Las obras que hacen ruido van más allá del ámbito de la academia y por eso mismo toman la atención de sectores que quizá no acceden a los espacios del arte, necesariamente: al nadar en el terreno de la acción simbólica, cualquier lectura es posible y la literalidad mucha veces gana, si no hay detrás un contexto, una guía. En ese sentido, desde el museo, apuntan en su manifiesto: «En este punto del siglo XXI, las censuras, prohibiciones y políticas de la cancelación están a la orden del día. Ante el contexto actual, la frase de Noam Chomsky que dice que ‘Si no creemos en la libertad de expresión de quienes no piensan como nosotros, no creemos en ella’, está absolutamente vigente».
Y continúa el texto: «La historia del arte está plagada de casos de censura.

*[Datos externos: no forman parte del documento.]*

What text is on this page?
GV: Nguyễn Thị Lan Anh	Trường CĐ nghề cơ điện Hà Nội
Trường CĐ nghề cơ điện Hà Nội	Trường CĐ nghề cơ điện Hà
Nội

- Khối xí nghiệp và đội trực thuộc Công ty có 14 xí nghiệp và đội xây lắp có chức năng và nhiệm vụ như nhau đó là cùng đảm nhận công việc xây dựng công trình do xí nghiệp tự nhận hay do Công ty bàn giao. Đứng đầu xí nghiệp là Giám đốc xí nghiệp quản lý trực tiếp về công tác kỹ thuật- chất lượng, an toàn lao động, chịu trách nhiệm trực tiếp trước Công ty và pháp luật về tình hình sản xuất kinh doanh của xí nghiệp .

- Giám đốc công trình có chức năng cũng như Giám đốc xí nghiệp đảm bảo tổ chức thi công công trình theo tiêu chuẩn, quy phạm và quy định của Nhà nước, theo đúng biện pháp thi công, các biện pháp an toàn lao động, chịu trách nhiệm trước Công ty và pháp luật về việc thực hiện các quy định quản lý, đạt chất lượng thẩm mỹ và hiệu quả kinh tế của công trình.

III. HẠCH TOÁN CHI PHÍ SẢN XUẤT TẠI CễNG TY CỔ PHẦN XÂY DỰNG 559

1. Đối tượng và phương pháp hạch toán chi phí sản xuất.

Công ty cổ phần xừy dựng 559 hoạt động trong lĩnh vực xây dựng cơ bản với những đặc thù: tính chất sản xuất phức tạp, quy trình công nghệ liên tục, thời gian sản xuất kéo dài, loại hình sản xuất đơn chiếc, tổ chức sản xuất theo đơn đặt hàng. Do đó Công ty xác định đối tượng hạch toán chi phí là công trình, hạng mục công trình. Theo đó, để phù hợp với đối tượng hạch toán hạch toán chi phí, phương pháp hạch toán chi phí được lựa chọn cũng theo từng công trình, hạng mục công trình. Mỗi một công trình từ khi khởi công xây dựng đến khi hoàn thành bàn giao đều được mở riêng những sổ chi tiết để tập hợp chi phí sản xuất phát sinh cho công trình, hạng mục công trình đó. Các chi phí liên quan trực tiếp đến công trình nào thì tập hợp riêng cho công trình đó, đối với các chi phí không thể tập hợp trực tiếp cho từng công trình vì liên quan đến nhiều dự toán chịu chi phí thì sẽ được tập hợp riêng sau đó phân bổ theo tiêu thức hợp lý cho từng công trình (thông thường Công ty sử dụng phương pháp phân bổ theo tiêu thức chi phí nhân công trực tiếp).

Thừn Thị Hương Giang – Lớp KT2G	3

La sufrió Miguel Ángel mientras pintaba la Capilla Sixtina y, también, Francisco de Goya, del cual el Museu de l’Art Prohibit exhibe algunos grabados de la serie de los Caprichos». De ahí que el museo «nace con la voluntad de ser un espacio para la libertad creativa y un laboratorio para abordar los actos de censura en las artes», explica en su presentación.

 

El origen del museo

 

Tatxo Benet comenzó su colección en 2018 sin saber que derivaría en esto cuando compró la obra «Presos políticos en la España contemporánea», que horas después sería retirada de la feria madrileña de arte ARCO. La pieza, que actualmente se encuentra cedida a otro museo, presenta fotografías pixeladas de, entre otros, algunos líderes independentistas catalanes y eso generó una gran polémica.
Pero la obra que impulsó a Benet a construir la colección que deriva en esta muestra fue «Silence Rouge et Bleu» («Silencio Rojo y Azul») de la artista franco-argelina Zoulikha Bouabdellah: una sucesión de alfombras de oración decoradas con unos tacones de aguja nacarados que generó malestar en la comunidad musulmana francesa en 2015 y la artista decidió, finalmente, no exponerla.
«Cualquier artista que no pueda mostrar su obra porque alguien se lo impide es un artista que está censurado, y por tanto tendrá cabida siempre en este museo», sostuvo Benet.
También se exhibe un autorretrato de Chuck Close, quien recibió denuncias públicas de acoso sexual, por lo que la National Gallery of Art de Washington decidió cancelar la exposición que preveía inaugurar del artista en 2018.
«El hecho de tener obras tan diferentes juntas produce que los niveles de tolerancia del espectador se amplíen y el nivel de escándalo de la obra se rebaje», explicó el responsable del museo.
Otro de los artistas que integra la colección del Museo del Arte Prohibido es el mexicano Fabián Cháirez por su cuadro «La revolución», en donde retrata en clave queer al líder revolucionario Emiliano Zapata desnudo, con un sombrero rosa y sobre un caballo. La obra desató una inusual polémica en su país cuando se expuso en el Palacio de Bellas Artes de México.
El cuadro, adquirido más tarde por Benet, fue objeto de una protesta de organizaciones campesinas que consideraban que denigraba la imagen del símbolo de la revolución mexicana, incluso, también, la familia de Zapata expresó su desacuerdo.
Las obras que hacen ruido van más allá del ámbito de la academia y por eso mismo toman la atención de sectores que quizá no acceden a los espacios del arte, necesariamente: al nadar en el terreno de la acción simbólica, cualquier lectura es posible y la literalidad mucha veces gana, si no hay detrás un contexto, una guía.